With Greene out, new Tiger Marisnick steps up
DETROIT -- The first ball Jake Marisnick saw as a Tiger was a 417-foot drive from Rangers leadoff hitter Marcus Semien on Wednesday afternoon. Marisnick chased it to the depths of left-center field, bouncing lightly off the fence after making the catch.
“Wasn’t too bad, had a little give to it,” Marisnick said with a smile.
It was a fitting welcome to Comerica Park for the well-traveled center fielder, who was in the clubhouse in Charlotte -- the Triple-A affiliate of the White Sox -- on Tuesday afternoon when he was told he had been traded to the Tigers, and he had a flight to Detroit in two hours. It was also a fitting welcome for the Tigers to coping without Riley Greene.
The Tigers have been here before; they thought Greene would join them out of Spring Training last year before a broken right foot delayed his debut until June. But losing him in midseason is different. Detroit was gaining momentum, pushing for .500 and chasing the Twins in the AL Central, until Greene left the game on Tuesday night with what turned out to be a stress fracture in his left fibula.
Add in Eduardo Rodriguez, out with a ruptured A4 pulley in his left index finger, and the Tigers lost their top two players by Wins Above Replacement less than 24 hours apart. Now the Tigers have to find a way to win with their replacements. Wednesday’s 3-2 victory over the Rangers was a start, and it meant more than just avoiding a three-game series sweep.
"I think we have to admit that it's really frustrating," manager A.J. Hinch said Wednesday morning. "At the same time, we have to collect ourselves and go out and find a different way. … Things are going to get better and feel better, but we’ve got to find a different way to do it now with different guys, and quite honestly find different guys to pick up slack a little bit.”
That attitude seemed to resonate in the Tigers’ clubhouse, even among those players closest to Greene.
“We’ve just got to find a way at this point,” Spencer Torkelson said. “We can either dwell on what we don’t have or we can focus on what we do have and try to win with what we’ve got. I think we’re going to take that option.”
Three factors Wednesday boded well in that regard:
1: Wentz hangs in
No, Joey Wentz isn’t replacing Rodriguez; that rotation spot will go to prospect Reese Olson, who will make his debut on Friday. But while Hinch emphasized that the club will only miss Rodriguez once every five games, it becomes a group effort for the rotation to pick up innings and avoid further taxing a bullpen that usually had light work days when Rodriguez started.
With Detroit’s rotation depth pretty much gone until Tarik Skubal and Matt Manning return, Wentz -- who hadn’t recorded a fifth-inning out since May 8 -- tossed 4 1/3 innings of one-run ball. He overcame a shaky first inning, including four balls hit at 101 mph or harder, to rack up five strikeouts in a six-batter stretch in the second and third. He stranded the bases loaded in the fourth by retiring the red-hot Marcus Semien.
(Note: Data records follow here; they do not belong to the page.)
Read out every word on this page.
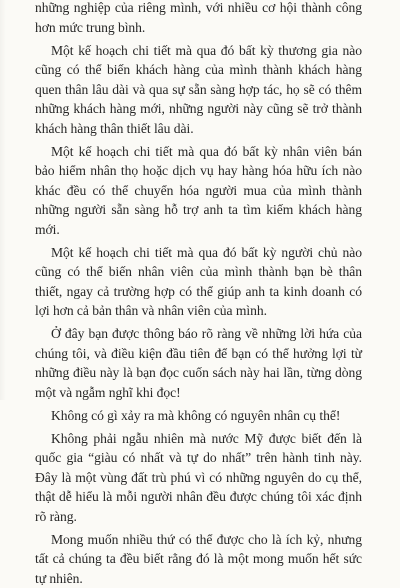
những nghiệp của riêng mình, với nhiều cơ hội thành công hơn mức trung bình.

Một kế hoạch chi tiết mà qua đó bất kỳ thương gia nào cũng có thể biến khách hàng của mình thành khách hàng quen thân lâu dài và qua sự sẵn sàng hợp tác, họ sẽ có thêm những khách hàng mới, những người này cũng sẽ trở thành khách hàng thân thiết lâu dài.

Một kế hoạch chi tiết mà qua đó bất kỳ nhân viên bán bảo hiểm nhân thọ hoặc dịch vụ hay hàng hóa hữu ích nào khác đều có thể chuyển hóa người mua của mình thành những người sẵn sàng hỗ trợ anh ta tìm kiếm khách hàng mới.

Một kế hoạch chi tiết mà qua đó bất kỳ người chủ nào cũng có thể biến nhân viên của mình thành bạn bè thân thiết, ngay cả trường hợp có thể giúp anh ta kinh doanh có lợi hơn cả bản thân và nhân viên của mình.

Ở đây bạn được thông báo rõ ràng về những lời hứa của chúng tôi, và điều kiện đầu tiên để bạn có thể hưởng lợi từ những điều này là bạn đọc cuốn sách này hai lần, từng dòng một và ngẫm nghĩ khi đọc!

Không có gì xảy ra mà không có nguyên nhân cụ thể!

Không phải ngẫu nhiên mà nước Mỹ được biết đến là quốc gia “giàu có nhất và tự do nhất” trên hành tinh này. Đây là một vùng đất trù phú vì có những nguyên do cụ thể, thật dễ hiểu là mỗi người nhân đều được chúng tôi xác định rõ ràng.

Mong muốn nhiều thứ có thể được cho là ích kỷ, nhưng tất cả chúng ta đều biết rằng đó là một mong muốn hết sức tự nhiên.
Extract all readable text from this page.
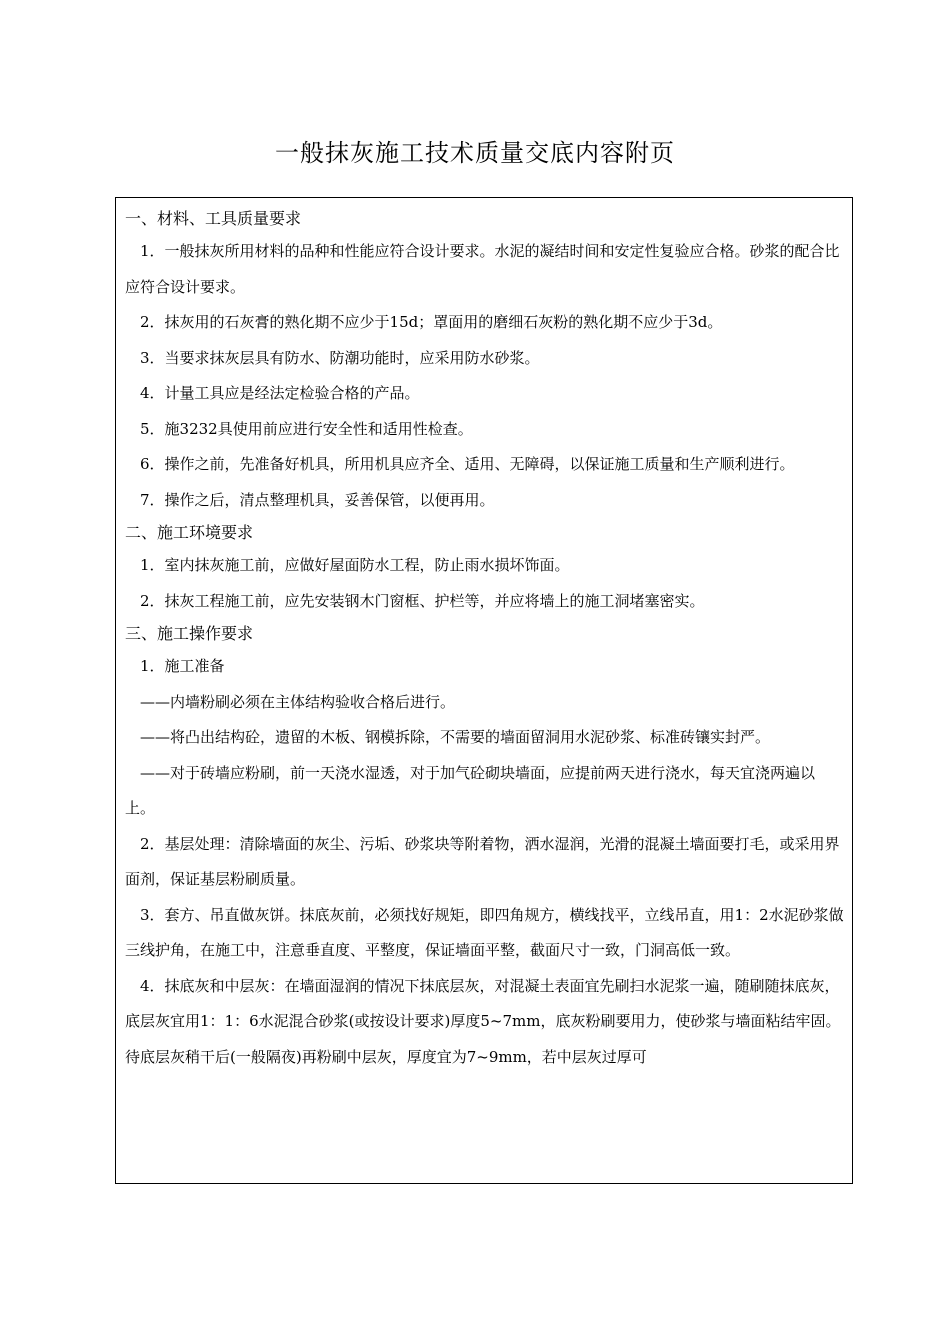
一般抹灰施工技术质量交底内容附页
一、材料、工具质量要求

1．一般抹灰所用材料的品种和性能应符合设计要求。水泥的凝结时间和安定性复验应合格。砂浆的配合比应符合设计要求。

2．抹灰用的石灰膏的熟化期不应少于15d；罩面用的磨细石灰粉的熟化期不应少于3d。

3．当要求抹灰层具有防水、防潮功能时，应采用防水砂浆。

4．计量工具应是经法定检验合格的产品。

5．施3232具使用前应进行安全性和适用性检查。

6．操作之前，先准备好机具，所用机具应齐全、适用、无障碍，以保证施工质量和生产顺利进行。

7．操作之后，清点整理机具，妥善保管，以便再用。

二、施工环境要求

1．室内抹灰施工前，应做好屋面防水工程，防止雨水损坏饰面。

2．抹灰工程施工前，应先安装钢木门窗框、护栏等，并应将墙上的施工洞堵塞密实。

三、施工操作要求

1．施工准备

——内墙粉刷必须在主体结构验收合格后进行。

——将凸出结构砼，遗留的木板、钢模拆除，不需要的墙面留洞用水泥砂浆、标准砖镶实封严。

——对于砖墙应粉刷，前一天浇水湿透，对于加气砼砌块墙面，应提前两天进行浇水，每天宜浇两遍以上。

2．基层处理：清除墙面的灰尘、污垢、砂浆块等附着物，洒水湿润，光滑的混凝土墙面要打毛，或采用界面剂，保证基层粉刷质量。

3．套方、吊直做灰饼。抹底灰前，必须找好规矩，即四角规方，横线找平，立线吊直，用1：2水泥砂浆做三线护角，在施工中，注意垂直度、平整度，保证墙面平整，截面尺寸一致，门洞高低一致。

4．抹底灰和中层灰：在墙面湿润的情况下抹底层灰，对混凝土表面宜先刷扫水泥浆一遍，随刷随抹底灰，底层灰宜用1：1：6水泥混合砂浆(或按设计要求)厚度5~7mm，底灰粉刷要用力，使砂浆与墙面粘结牢固。待底层灰稍干后(一般隔夜)再粉刷中层灰，厚度宜为7~9mm，若中层灰过厚可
“I think getting out of the first was really important for me,” Wentz said.
2: Marisnick steps in
Marisnick has played center at Comerica Park in previous stops. That experience came in handy on a day when the Rangers laced line drives and deep flies. Marisnick contributed two singles from the bottom of the lineup, including a sixth-inning RBI for the eventual deciding run.
“Once the game starts, I think he was going to be fine, but it is a nice way to introduce yourself to a lot of guys he doesn’t know,” Hinch said.
3: Hitters step up
The Tigers had almost a line-shift approach to their roster, replacing left-handed hitters with righties and vice versa as games went on. Greene was a constant, and replacing him with Marisnick changes the balance. Some hitters will need to produce in disadvantaged matchups to make it work.
On Wednesday, they got enough. Tyler Nevin chased Dane Dunning in a righty-righty matchup with an opposite-field single, which combined with a bunt single by Zack Short helped fuel a two-run sixth inning. Zach McKinstry played the entire game in right field and went 1-for-5 with a key assist, throwing out Corey Seager trying to stretch a double.
“A big strength in this organization is depth,” Nevin said, “and I think we showed it today. Some guys came through in big spots. It was a great win.”